「人の可能性を潰す人」
可能性?
とぼけたこと言うな。
お前にできるわけねえだろう!
そう両親に言われて育った私は、悔しさをバネにして、次々に可能性を伸ばしていったと思う。
親に何か批判される事を言われるたびに、自分の可能性を主張し、うるせえやつだと怒鳴られて、バカにされながら生きてきた。
離れて住む私を愛してくれた祖父母の前で、「こいつはバカですから」と父親に頭を殴られ、何度恥をかき涙を流したものか。。
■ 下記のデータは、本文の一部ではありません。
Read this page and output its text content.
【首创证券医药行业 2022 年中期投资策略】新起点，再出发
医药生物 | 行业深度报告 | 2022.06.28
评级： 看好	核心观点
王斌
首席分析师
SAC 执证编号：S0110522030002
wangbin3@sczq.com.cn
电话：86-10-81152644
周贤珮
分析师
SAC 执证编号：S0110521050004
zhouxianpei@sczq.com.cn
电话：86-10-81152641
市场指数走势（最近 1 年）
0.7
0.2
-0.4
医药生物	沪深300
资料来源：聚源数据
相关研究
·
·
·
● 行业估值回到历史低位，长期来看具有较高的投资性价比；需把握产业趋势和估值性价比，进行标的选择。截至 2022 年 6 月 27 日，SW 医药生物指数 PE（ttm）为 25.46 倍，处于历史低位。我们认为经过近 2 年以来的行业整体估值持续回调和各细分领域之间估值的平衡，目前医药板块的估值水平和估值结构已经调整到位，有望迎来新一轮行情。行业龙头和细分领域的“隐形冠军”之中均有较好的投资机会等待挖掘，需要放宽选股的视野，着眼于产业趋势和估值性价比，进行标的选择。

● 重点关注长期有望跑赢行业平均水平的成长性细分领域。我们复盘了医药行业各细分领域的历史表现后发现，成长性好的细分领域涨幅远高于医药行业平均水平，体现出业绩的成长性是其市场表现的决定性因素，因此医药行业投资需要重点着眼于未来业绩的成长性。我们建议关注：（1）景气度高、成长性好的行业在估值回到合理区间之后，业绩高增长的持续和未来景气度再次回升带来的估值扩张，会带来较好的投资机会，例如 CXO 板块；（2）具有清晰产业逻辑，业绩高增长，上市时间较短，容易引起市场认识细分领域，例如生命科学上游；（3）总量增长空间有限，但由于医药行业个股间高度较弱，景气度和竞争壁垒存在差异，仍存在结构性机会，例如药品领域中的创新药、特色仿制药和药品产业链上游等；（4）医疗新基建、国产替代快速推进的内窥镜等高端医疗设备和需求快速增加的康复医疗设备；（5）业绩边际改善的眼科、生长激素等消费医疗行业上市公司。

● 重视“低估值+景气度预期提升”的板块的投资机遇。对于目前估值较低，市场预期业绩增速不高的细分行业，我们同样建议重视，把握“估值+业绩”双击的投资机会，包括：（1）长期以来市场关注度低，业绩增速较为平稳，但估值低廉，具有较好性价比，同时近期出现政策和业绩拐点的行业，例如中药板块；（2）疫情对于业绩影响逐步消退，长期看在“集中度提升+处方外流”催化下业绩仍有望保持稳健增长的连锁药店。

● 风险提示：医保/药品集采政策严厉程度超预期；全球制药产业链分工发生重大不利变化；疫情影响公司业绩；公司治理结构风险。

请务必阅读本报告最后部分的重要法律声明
。
私の今までの人生は、自分の可能性を伸ばす孤独な戦いだった。
時には両親と生きるか死ぬかの大げんかもし、何度、家を出て行けと言われたものか。
もし私ほど生命力が強くない普通の人なら、自死を選んでもう生きていないかもしれない。
早稲田大学も卒業し、今では日本美術家連盟の正会員となり、新構造社の委員に任命されて画家としてもプロになれ、山梨県のキャンプ場の管理人にもなれた。
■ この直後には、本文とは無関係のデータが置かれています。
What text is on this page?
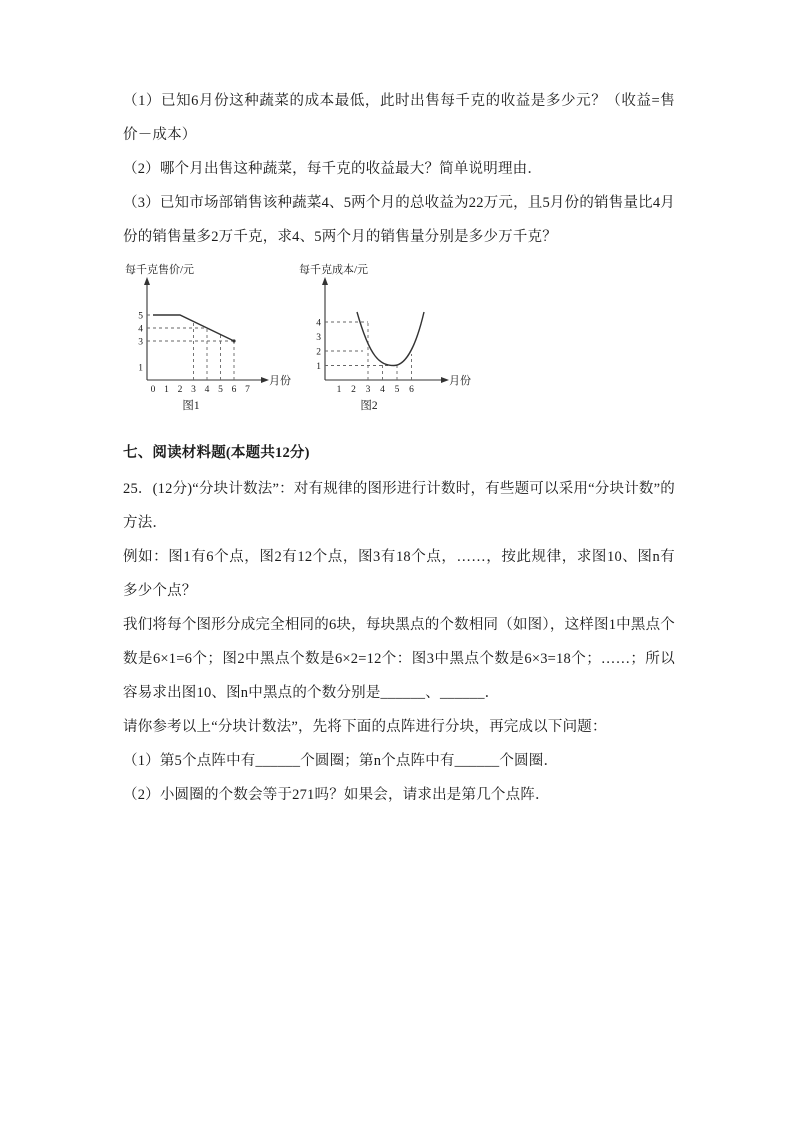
（1）已知6月份这种蔬菜的成本最低，此时出售每千克的收益是多少元？（收益=售价－成本）

（2）哪个月出售这种蔬菜，每千克的收益最大？简单说明理由．

（3）已知市场部销售该种蔬菜4、5两个月的总收益为22万元，且5月份的销售量比4月份的销售量多2万千克，求4、5两个月的销售量分别是多少万千克？

每千克售价/元
5
4
3
1
0 1 2 3 4 5 6 7
月份
图1
每千克成本/元
4
3
2
1
1 2 3 4 5 6
月份
图2

七、阅读材料题(本题共12分)

25．(12分)“分块计数法”：对有规律的图形进行计数时，有些题可以采用“分块计数”的方法．

例如：图1有6个点，图2有12个点，图3有18个点，……，按此规律，求图10、图n有多少个点？

我们将每个图形分成完全相同的6块，每块黑点的个数相同（如图），这样图1中黑点个数是6×1=6个；图2中黑点个数是6×2=12个：图3中黑点个数是6×3=18个；……；所以容易求出图10、图n中黑点的个数分别是______、______．

请你参考以上“分块计数法”，先将下面的点阵进行分块，再完成以下问题：

（1）第5个点阵中有______个圆圈；第n个点阵中有______个圆圈．

（2）小圆圈的个数会等于271吗？如果会，请求出是第几个点阵．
理解者のいない家族に囲まれて、安心感の少ない人生を歩んできた。
ずっと危険で、荒野ばかりを歩んできたと思う。
私が40歳を超えて、なお両親は、私の可能性を潰そうとする。
「そんなの、できるわけないじゃん。」
母親は口癖のように私を非難する。
私が新しいことをしようとすると、決まって父親が激昂して「家を出て行け!」と、今だに怒鳴りつけてくる始末だ。
家を出て行けば良いと思うだろうが、私の社会的・職業的事情により出るに出られないのだ。
それを知っていてイジメてくるのである。
いつか見返してやろうと思って生きてきたが、気がついた時には両親はもう、何も自分からやろうとしないお年寄りになってしまった。
案の定である。
「人の可能性を潰す人は、自分自身を潰して命を粗末にする。」
こうやって、人に「できない、できない」と押し付ける人間は、逆に、人生のラストステージで自分の可能性を本当に滅ぼしてしまうのである。